Developers of cloud-to-edge apps with AI at their core should strongly consider Microsoft’s Azure-centric development environment for their most sophisticated projects.
However, what was lacking from the first day’s announcement was any comprehensive Microsoft approach to one of the hottest edge-app segments: robotic process automation. Though the new Form Recognizer and Semantic Machines services have obvious RPA applications, none of the Microsoft keynoters or other announcements spelled out a comprehensive approach to addressing that intelligent-edge opportunity.

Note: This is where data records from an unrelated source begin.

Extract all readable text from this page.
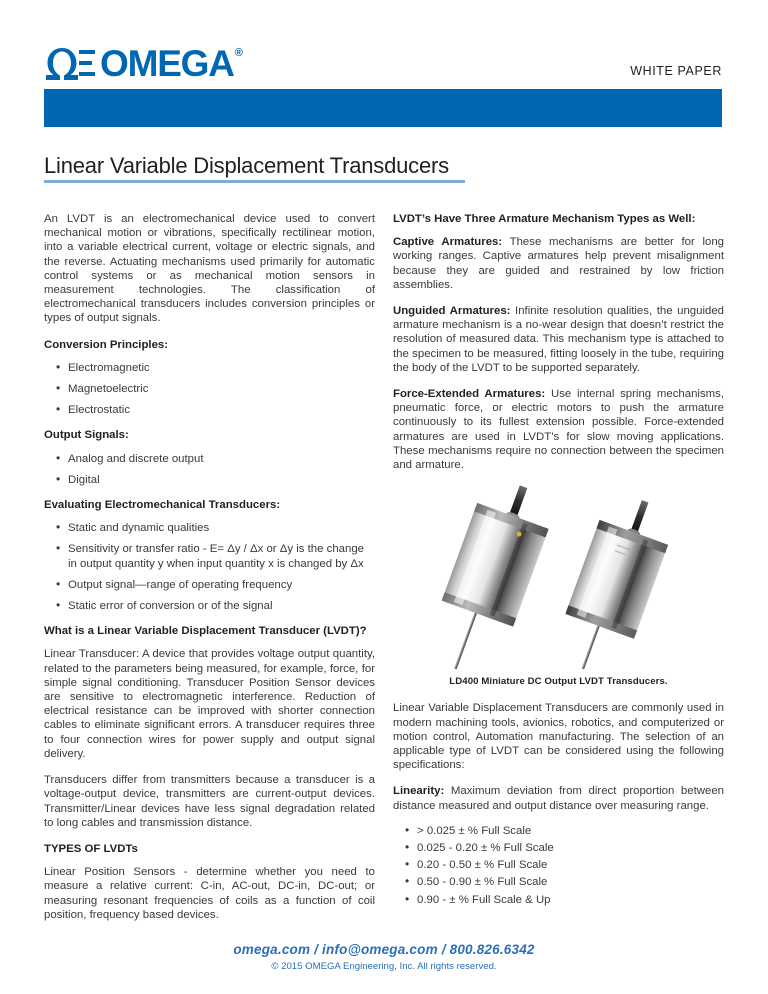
OMEGA ®
WHITE PAPER
Linear Variable Displacement Transducers

An LVDT is an electromechanical device used to convert mechanical motion or vibrations, specifically rectilinear motion, into a variable electrical current, voltage or electric signals, and the reverse. Actuating mechanisms used primarily for automatic control systems or as mechanical motion sensors in measurement technologies. The classification of electromechanical transducers includes conversion principles or types of output signals.

Conversion Principles:
• Electromagnetic
• Magnetoelectric
• Electrostatic
Output Signals:
• Analog and discrete output
• Digital
Evaluating Electromechanical Transducers:
• Static and dynamic qualities
• Sensitivity or transfer ratio - E= Δy / Δx or Δy is the change in output quantity y when input quantity x is changed by Δx
• Output signal—range of operating frequency
• Static error of conversion or of the signal
What is a Linear Variable Displacement Transducer (LVDT)?

Linear Transducer: A device that provides voltage output quantity, related to the parameters being measured, for example, force, for simple signal conditioning. Transducer Position Sensor devices are sensitive to electromagnetic interference. Reduction of electrical resistance can be improved with shorter connection cables to eliminate significant errors. A transducer requires three to four connection wires for power supply and output signal delivery.

Transducers differ from transmitters because a transducer is a voltage-output device, transmitters are current-output devices. Transmitter/Linear devices have less signal degradation related to long cables and transmission distance.

TYPES OF LVDTs

Linear Position Sensors - determine whether you need to measure a relative current: C-in, AC-out, DC-in, DC-out; or measuring resonant frequencies of coils as a function of coil position, frequency based devices.

LVDT’s Have Three Armature Mechanism Types as Well:

Captive Armatures: These mechanisms are better for long working ranges. Captive armatures help prevent misalignment because they are guided and restrained by low friction assemblies.

Unguided Armatures: Infinite resolution qualities, the unguided armature mechanism is a no-wear design that doesn’t restrict the resolution of measured data. This mechanism type is attached to the specimen to be measured, fitting loosely in the tube, requiring the body of the LVDT to be supported separately.

Force-Extended Armatures: Use internal spring mechanisms, pneumatic force, or electric motors to push the armature continuously to its fullest extension possible. Force-extended armatures are used in LVDT’s for slow moving applications. These mechanisms require no connection between the specimen and armature.

LD400 Miniature DC Output LVDT Transducers.

Linear Variable Displacement Transducers are commonly used in modern machining tools, avionics, robotics, and computerized or motion control, Automation manufacturing. The selection of an applicable type of LVDT can be considered using the following specifications:

Linearity: Maximum deviation from direct proportion between distance measured and output distance over measuring range.

• > 0.025 ± % Full Scale
• 0.025 - 0.20 ± % Full Scale
• 0.20 - 0.50 ± % Full Scale
• 0.50 - 0.90 ± % Full Scale
• 0.90 - ± % Full Scale & Up
omega.com / info@omega.com / 800.826.6342
© 2015 OMEGA Engineering, Inc. All rights reserved.
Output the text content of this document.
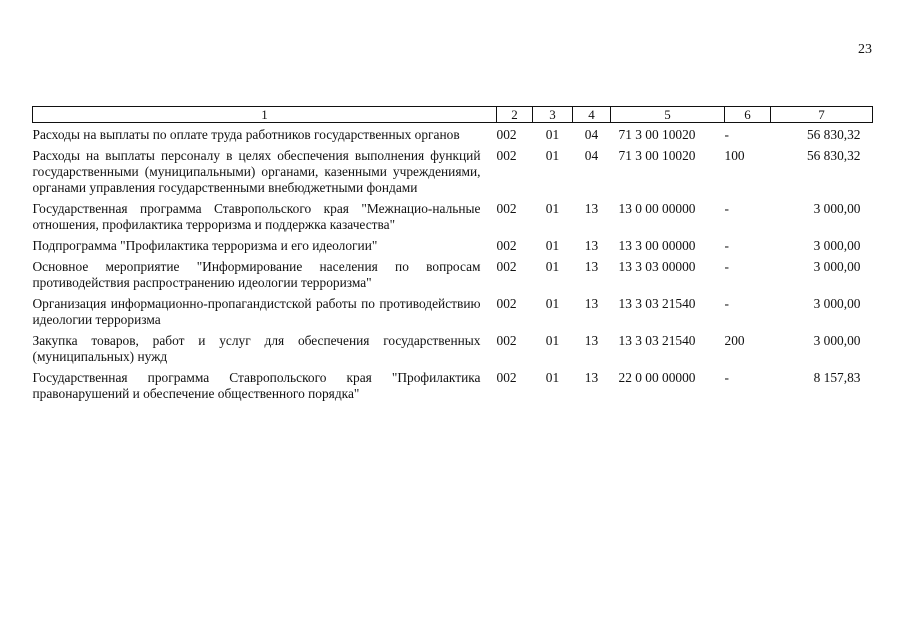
23
1	2	3	4	5	6	7
Расходы на выплаты по оплате труда работников государственных органов	002	01	04	71 3 00 10020	-	56 830,32
Расходы на выплаты персоналу в целях обеспечения выполнения функций государственными (муниципальными) органами, казенными учреждениями, органами управления государственными внебюджетными фондами	002	01	04	71 3 00 10020	100	56 830,32
Государственная программа Ставропольского края "Межнацио-нальные отношения, профилактика терроризма и поддержка казачества"	002	01	13	13 0 00 00000	-	3 000,00
Подпрограмма "Профилактика терроризма и его идеологии"	002	01	13	13 3 00 00000	-	3 000,00
Основное мероприятие "Информирование населения по вопросам противодействия распространению идеологии терроризма"	002	01	13	13 3 03 00000	-	3 000,00
Организация информационно-пропагандистской работы по противодействию идеологии терроризма	002	01	13	13 3 03 21540	-	3 000,00
Закупка товаров, работ и услуг для обеспечения государственных (муниципальных) нужд	002	01	13	13 3 03 21540	200	3 000,00
Государственная программа Ставропольского края "Профилактика правонарушений и обеспечение общественного порядка"	002	01	13	22 0 00 00000	-	8 157,83
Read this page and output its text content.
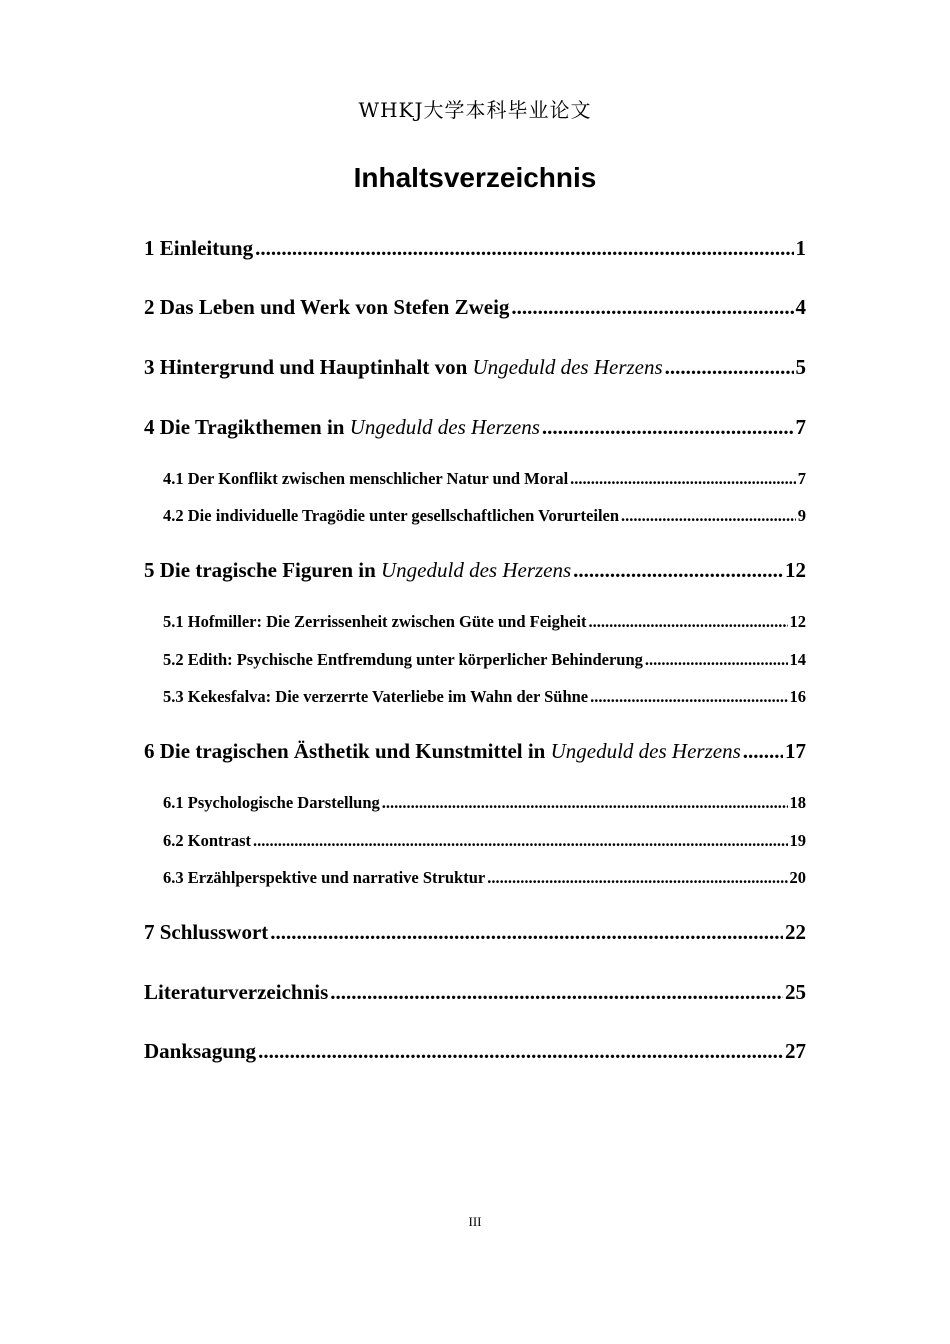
WHKJ大学本科毕业论文
Inhaltsverzeichnis
1 Einleitung .....	1
2 Das Leben und Werk von Stefen Zweig .....	4
3 Hintergrund und Hauptinhalt von Ungeduld des Herzens .....	5
4 Die Tragikthemen in Ungeduld des Herzens .....	7
4.1 Der Konflikt zwischen menschlicher Natur und Moral .....	7
4.2 Die individuelle Tragödie unter gesellschaftlichen Vorurteilen .....	9
5 Die tragische Figuren in Ungeduld des Herzens .....	12
5.1 Hofmiller: Die Zerrissenheit zwischen Güte und Feigheit .....	12
5.2 Edith: Psychische Entfremdung unter körperlicher Behinderung .....	14
5.3 Kekesfalva: Die verzerrte Vaterliebe im Wahn der Sühne .....	16
6 Die tragischen Ästhetik und Kunstmittel in Ungeduld des Herzens ..... 17
6.1 Psychologische Darstellung .....	18
6.2 Kontrast .....	19
6.3 Erzählperspektive und narrative Struktur .....	20
7 Schlusswort .....	22
Literaturverzeichnis .....	25
Danksagung .....	27
III
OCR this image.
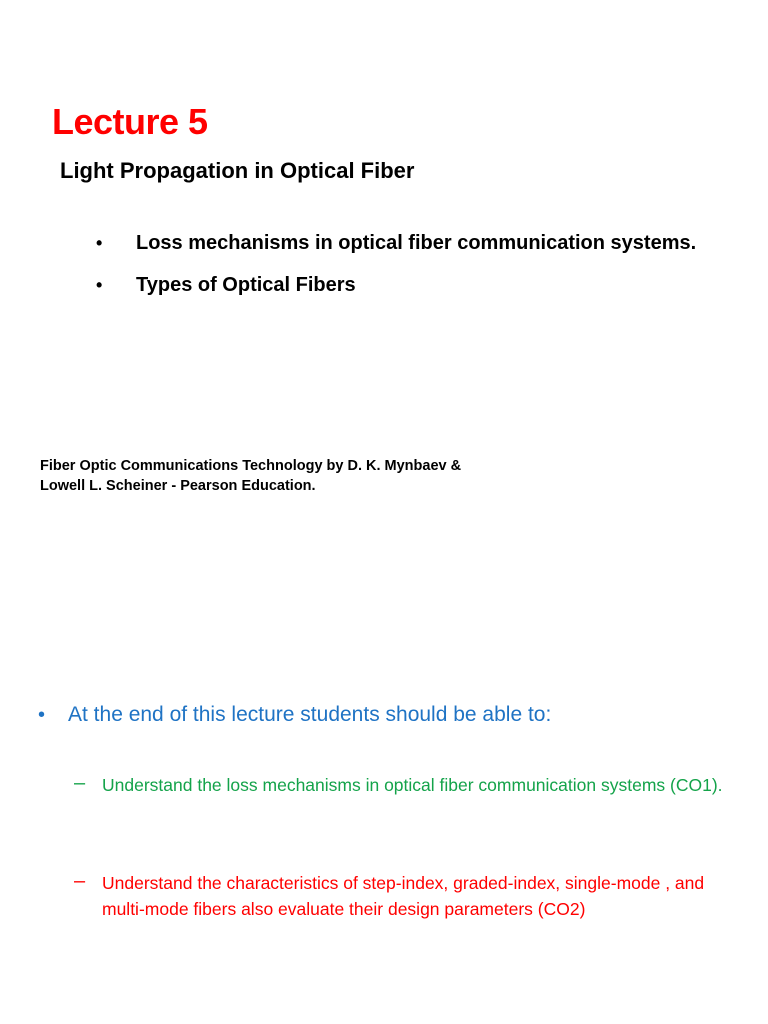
Lecture 5
Light Propagation in Optical Fiber
• Loss mechanisms in optical fiber communication systems.
• Types of Optical Fibers
Fiber Optic Communications Technology by D. K. Mynbaev &
Lowell L. Scheiner - Pearson Education.
• At the end of this lecture students should be able to:
– Understand the loss mechanisms in optical fiber communication systems (CO1).
– Understand the characteristics of step-index, graded-index, single-mode , and multi-mode fibers also evaluate their design parameters (CO2)
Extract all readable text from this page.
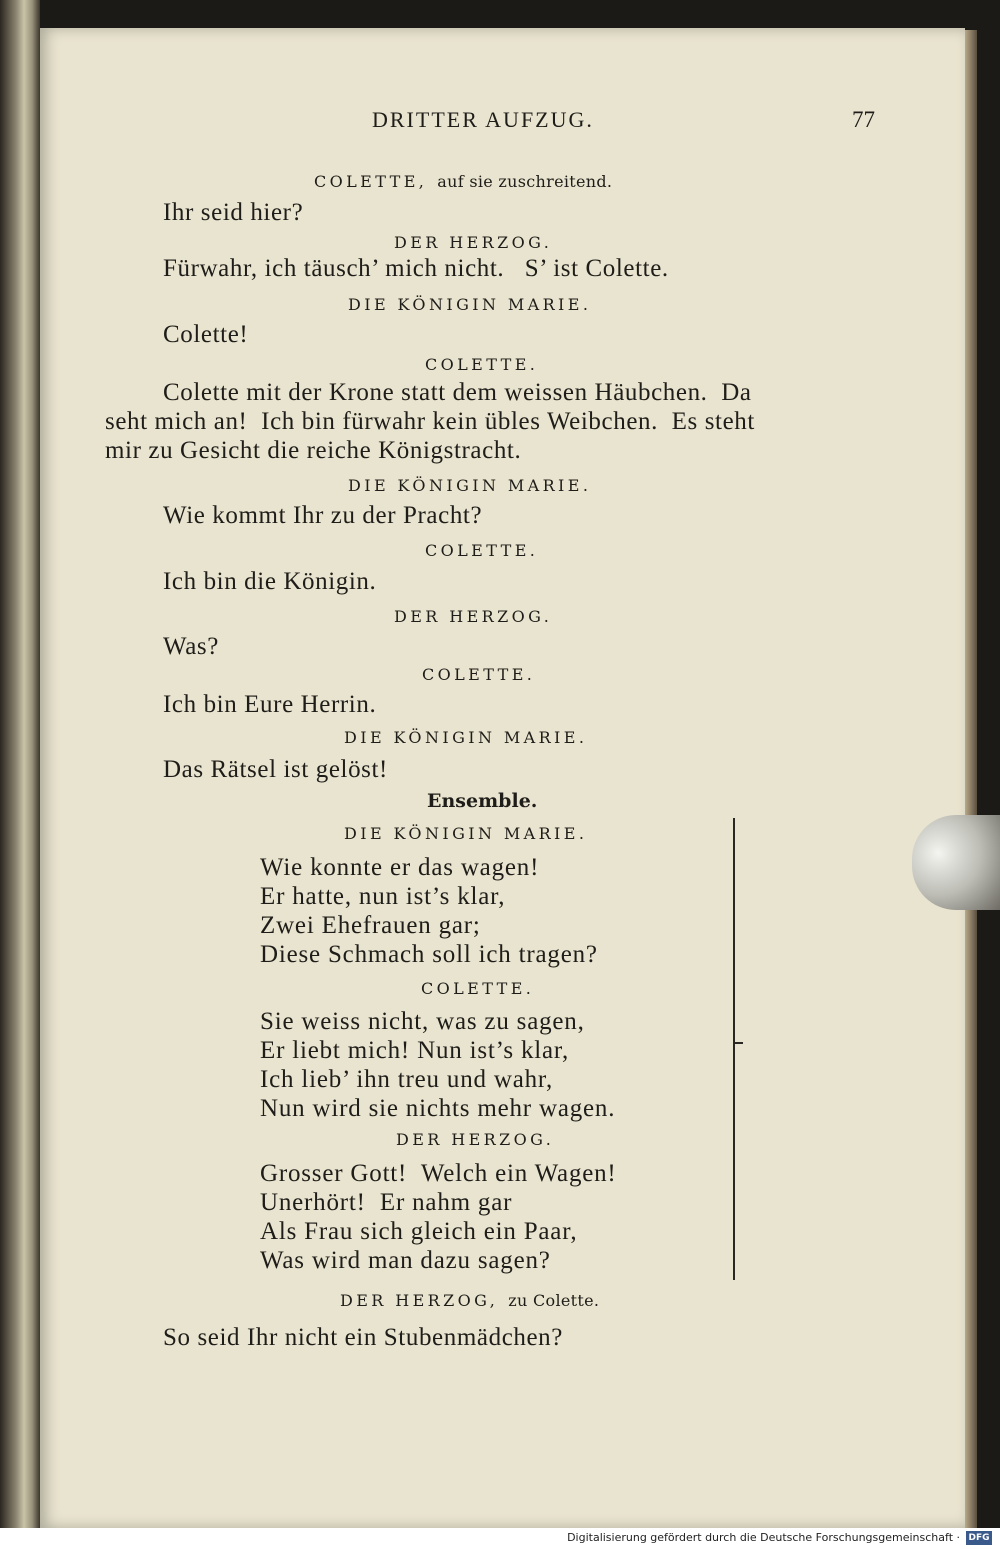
DRITTER AUFZUG.	77

COLETTE, auf sie zuschreitend.

Ihr seid hier?

DER HERZOG.

Fürwahr, ich täusch’ mich nicht.   S’ ist Colette.

DIE KÖNIGIN MARIE.

Colette!

COLETTE.

Colette mit der Krone statt dem weissen Häubchen.  Da

seht mich an!  Ich bin fürwahr kein übles Weibchen.  Es steht

mir zu Gesicht die reiche Königstracht.

DIE KÖNIGIN MARIE.

Wie kommt Ihr zu der Pracht?

COLETTE.

Ich bin die Königin.

DER HERZOG.

Was?

COLETTE.

Ich bin Eure Herrin.

DIE KÖNIGIN MARIE.

Das Rätsel ist gelöst!

Ensemble.

DIE KÖNIGIN MARIE.

Wie konnte er das wagen!

Er hatte, nun ist’s klar,

Zwei Ehefrauen gar;

Diese Schmach soll ich tragen?

COLETTE.

Sie weiss nicht, was zu sagen,

Er liebt mich! Nun ist’s klar,

Ich lieb’ ihn treu und wahr,

Nun wird sie nichts mehr wagen.

DER HERZOG.

Grosser Gott!  Welch ein Wagen!

Unerhört!  Er nahm gar

Als Frau sich gleich ein Paar,

Was wird man dazu sagen?

DER HERZOG, zu Colette.

So seid Ihr nicht ein Stubenmädchen?

Digitalisierung gefördert durch die Deutsche Forschungsgemeinschaft · DFG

Also, Microsoft’s new autonomous AI developer engagement program lacks the visionary scope and product depth that characterize rival AWS’ approach, rolled out last fall, to this growing edge-application developer focus.
Clearly, these are significant gaps in Microsoft’s portfolio coverage of intelligent edge from a development standpoint. Nevertheless, Wikibon has every confidence that Microsoft will address them in the coming year through its usual mixture of cutting-edge research and development, strategic acquisitions and astute partnering activities.